Everyone can agree that encouraging criminals only makes them commit more crimes. Aside from what you hear on CNN, criminals are not good people. The left’s constant opportunistic mentality to demonize police officers has made officers less proactive and stop conducting traffic stops as frequently, making cities across the country, even small cities, less safe for residents and tourists.

According to recent data, traffic stops are down 86%, and police aren’t as present in communities before 2020. Many factors go into this, but criminalizing normal police behavior is the top contributor.

Normal police behavior involves the use of force encounters. There’s no other way to do it. Use of force involves controlling a subject that’s not compliant. At times that’s necessary to stop crime and take someone into custody. It doesn’t mean every circumstance should involve force and the majority don’t. Police are hired and employed to deal with these situations, and the public perception of what the police are supposed to do has been so skewed that police don’t want to engage with people anymore. Police officers are being charged with crimes they never committed, and just because the public perceives a situation as violent or unnecessary doesn’t mean that’s true. The public is mainly untrained and inexperienced in interpreting police encounters, and everyone loves to “Monday morning quarterback” these encounters like they are.

The Derek Chauvin trial showed Americans a lot. It showed that regardless of evidence and circumstances, you can be convicted of murder. There were disputed claims that George Floyd died from an overdose or Chauvin’s knee on his neck. A third source should have re-evaluated those disputed evidentiary claims before ever using the evidence in court. It’s essential to consider all evidence regardless of the source of trials, especially as high profile as this one.

When it came to jury selection and public pushback on jurors, they said that public perception swayed their decision to some point. It cannot happen. When Chauvin takes his case to the appeals court, they’re going to have a hard time upholding the conviction because it wasn’t a fair trial.

Now, before you jump to an emotional conclusion with the last paragraph, this conclusion comes from taking the charges and circumstances out of the equation and looking at how the trial was conducted and how the outcome was determined.

Just look at Bill Cosby’s case. He was charged with several counts of sexual assault, and the charge was overturned because of a technicality in the trial. If you don’t think that will happen when Chauvin’s trial goes to the appeals court, you’re out of your mind.

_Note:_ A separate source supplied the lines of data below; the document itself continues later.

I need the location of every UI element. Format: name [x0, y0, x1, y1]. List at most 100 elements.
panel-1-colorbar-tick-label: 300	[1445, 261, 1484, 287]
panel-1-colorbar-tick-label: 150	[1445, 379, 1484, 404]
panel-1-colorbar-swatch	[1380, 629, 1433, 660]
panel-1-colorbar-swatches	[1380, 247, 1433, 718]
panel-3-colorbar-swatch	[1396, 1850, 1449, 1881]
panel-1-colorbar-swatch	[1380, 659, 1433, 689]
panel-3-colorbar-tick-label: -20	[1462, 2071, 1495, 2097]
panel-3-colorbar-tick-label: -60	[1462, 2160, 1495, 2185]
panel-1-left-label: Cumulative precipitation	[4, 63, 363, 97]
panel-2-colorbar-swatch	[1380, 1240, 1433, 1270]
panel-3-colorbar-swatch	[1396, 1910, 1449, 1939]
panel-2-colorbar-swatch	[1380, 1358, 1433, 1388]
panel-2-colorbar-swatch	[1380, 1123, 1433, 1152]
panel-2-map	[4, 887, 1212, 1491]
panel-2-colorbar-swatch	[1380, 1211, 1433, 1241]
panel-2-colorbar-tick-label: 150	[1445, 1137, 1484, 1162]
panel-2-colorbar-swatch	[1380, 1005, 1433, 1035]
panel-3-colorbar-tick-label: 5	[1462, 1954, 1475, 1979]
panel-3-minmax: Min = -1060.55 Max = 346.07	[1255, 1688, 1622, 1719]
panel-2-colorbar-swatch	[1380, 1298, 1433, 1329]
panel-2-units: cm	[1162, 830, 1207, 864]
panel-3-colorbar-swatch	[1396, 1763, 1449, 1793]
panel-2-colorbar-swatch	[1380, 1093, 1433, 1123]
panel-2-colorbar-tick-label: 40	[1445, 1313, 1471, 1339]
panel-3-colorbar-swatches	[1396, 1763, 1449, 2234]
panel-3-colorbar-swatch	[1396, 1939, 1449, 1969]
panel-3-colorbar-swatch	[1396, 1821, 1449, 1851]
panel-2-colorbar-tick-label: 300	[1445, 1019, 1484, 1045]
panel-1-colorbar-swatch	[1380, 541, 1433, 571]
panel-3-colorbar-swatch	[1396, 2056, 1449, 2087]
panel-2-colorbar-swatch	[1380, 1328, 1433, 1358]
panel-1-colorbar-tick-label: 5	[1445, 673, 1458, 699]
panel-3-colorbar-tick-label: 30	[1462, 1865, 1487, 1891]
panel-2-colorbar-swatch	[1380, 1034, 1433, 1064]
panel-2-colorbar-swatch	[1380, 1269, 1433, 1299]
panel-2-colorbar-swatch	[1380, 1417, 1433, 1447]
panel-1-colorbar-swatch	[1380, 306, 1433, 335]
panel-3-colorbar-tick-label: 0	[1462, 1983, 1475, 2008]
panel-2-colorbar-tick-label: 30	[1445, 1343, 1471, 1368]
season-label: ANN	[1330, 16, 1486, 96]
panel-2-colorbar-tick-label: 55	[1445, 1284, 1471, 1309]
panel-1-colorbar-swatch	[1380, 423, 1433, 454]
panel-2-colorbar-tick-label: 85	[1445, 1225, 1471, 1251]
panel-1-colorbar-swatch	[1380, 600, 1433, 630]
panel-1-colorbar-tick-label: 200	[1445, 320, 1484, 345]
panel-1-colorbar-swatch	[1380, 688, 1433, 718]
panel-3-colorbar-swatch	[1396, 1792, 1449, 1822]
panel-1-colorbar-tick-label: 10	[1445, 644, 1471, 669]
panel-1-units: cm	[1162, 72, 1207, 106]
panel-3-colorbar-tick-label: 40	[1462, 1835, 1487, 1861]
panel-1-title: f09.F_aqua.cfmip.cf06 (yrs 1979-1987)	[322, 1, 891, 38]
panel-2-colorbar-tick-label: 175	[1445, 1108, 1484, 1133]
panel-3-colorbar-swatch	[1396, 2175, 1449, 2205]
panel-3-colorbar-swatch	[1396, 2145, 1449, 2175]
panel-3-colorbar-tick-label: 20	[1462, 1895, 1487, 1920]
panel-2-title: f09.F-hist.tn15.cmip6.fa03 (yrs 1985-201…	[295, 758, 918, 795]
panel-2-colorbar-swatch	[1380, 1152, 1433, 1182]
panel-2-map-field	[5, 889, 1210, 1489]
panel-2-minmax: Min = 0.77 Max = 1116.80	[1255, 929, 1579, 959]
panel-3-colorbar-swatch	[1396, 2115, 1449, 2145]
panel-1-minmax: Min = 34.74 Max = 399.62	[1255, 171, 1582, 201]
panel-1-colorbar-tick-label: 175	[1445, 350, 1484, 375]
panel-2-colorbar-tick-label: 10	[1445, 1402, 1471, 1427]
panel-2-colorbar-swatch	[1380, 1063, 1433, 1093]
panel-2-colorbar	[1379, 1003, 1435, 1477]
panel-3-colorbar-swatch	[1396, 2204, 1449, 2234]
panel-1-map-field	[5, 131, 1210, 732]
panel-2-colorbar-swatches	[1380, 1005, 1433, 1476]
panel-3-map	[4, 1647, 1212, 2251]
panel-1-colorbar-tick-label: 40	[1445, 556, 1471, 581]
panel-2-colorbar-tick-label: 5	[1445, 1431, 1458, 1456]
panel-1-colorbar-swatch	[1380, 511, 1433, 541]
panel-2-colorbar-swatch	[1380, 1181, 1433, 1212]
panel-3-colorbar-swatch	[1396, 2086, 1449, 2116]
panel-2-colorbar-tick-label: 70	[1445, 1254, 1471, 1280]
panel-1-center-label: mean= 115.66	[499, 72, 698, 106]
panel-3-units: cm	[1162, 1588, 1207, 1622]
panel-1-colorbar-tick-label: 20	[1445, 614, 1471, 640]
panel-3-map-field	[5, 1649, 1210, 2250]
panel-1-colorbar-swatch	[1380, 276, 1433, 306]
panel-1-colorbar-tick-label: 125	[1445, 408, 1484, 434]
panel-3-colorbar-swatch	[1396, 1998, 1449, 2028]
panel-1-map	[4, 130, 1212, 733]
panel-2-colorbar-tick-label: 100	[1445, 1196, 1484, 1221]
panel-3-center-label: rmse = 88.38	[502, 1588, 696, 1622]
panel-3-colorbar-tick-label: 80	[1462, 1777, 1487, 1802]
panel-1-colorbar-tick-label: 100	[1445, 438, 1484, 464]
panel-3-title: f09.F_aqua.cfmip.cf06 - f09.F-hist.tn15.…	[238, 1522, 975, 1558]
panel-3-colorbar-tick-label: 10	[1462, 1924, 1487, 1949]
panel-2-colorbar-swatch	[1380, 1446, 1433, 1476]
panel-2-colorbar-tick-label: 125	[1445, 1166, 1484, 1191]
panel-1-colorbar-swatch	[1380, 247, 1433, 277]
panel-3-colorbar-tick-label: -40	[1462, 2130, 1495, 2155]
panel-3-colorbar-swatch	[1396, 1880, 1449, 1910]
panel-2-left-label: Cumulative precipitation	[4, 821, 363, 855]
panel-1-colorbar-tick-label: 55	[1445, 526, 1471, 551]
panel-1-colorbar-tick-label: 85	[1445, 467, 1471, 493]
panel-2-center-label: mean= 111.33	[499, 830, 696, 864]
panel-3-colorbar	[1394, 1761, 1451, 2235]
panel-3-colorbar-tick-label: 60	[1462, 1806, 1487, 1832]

Officer Anthony Sorangelo, an officer with the Asheville Police Department, went to a call where a man was intoxicated in the middle of a bustling road. Officer Sorangelo and other officers took the man into custody. The man started being violent with the officers, including kicking Officer Sorangelo three times, with the last being in the testicles. Officer Sorangelo punched the man in the face, which caused the police department to charge him with assault. When the State Bureau of Investigations reached out to the man, he didn’t want to press charges. Still, the District Attorney, Todd Williams, decided that the charges would continue, and the court ruled that Officer Sorangelo committed no crime. The public is responsible for upholding officers and condemning actual police misconduct.